The Real Reason Mervyn's Disappeared

If you're old enough to remember the 1970s and 1980s, you might know of Mervyn's. The store was California's top discount clothing retailer, known for selling factory seconds that failed quality inspection checks. It first opened in 1949 in San Lorenzo, a working class community near Oakland, and grew across the Bay Area — and soon the entire West Coast. By 1977, Mervyn's was up to an impressive 42 stores (via Seeking Alpha). 

But a suitor came calling in 1978: a company called Dayton Hudson, which would go on to announce a $291 million acquisition of Mervyn's. At the time, Seeking Alpha quotes the New York Times as saying Mervyn's was strong enough to provide 15 percent of the new company's total revenue. But the windfall didn't last, and in 2003, Mervyn's made up just 7.5 percent of sales for Dayton Hudson — which by then had rebranded and was known as Target Corp. One year later, Target had sold Mervyn's to a group of private equity firms.

Mervyn's couldn't compete with Target

Since Mervyn's primarily operated in California, it was one of the retailers hardest hit by the 2008 housing crisis, which greatly affected the state. At a time when people were losing their homes, they just didn't have the discretionary income to spend on fashion. "Do you go shopping at Mervyn's, or do you pay for gas and food? Everybody is fighting for the same piece of the pie," chief credit officer Bob Carbonell of credit monitoring firm Bernard Sands LLC told The Associated Press (via AZcentral). 

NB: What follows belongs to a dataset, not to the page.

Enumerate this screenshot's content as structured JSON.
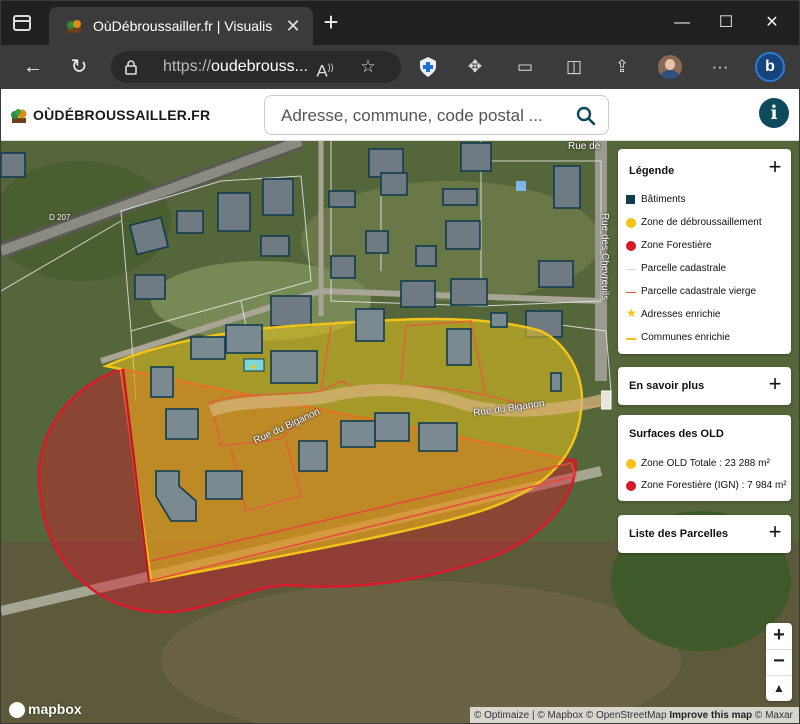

Soon, retail analysts saw Mervyn's end coming, as the chain was losing ground to competitors, such as former sister company Target and Kohl's. "They couldn't differentiate themselves from any of their competition. If you took away the element of price, the product Mervyn's has been selling could be found anywhere," San Francisco retail consultant Harry Bernard said (via SF Gate). 

When it finally closed for good in 2008, Mervyn's accused the three investment firms that bought it of mismanaging the brand. Could Mervyn's have survived if its original owner didn't sell? The store's fans will never know.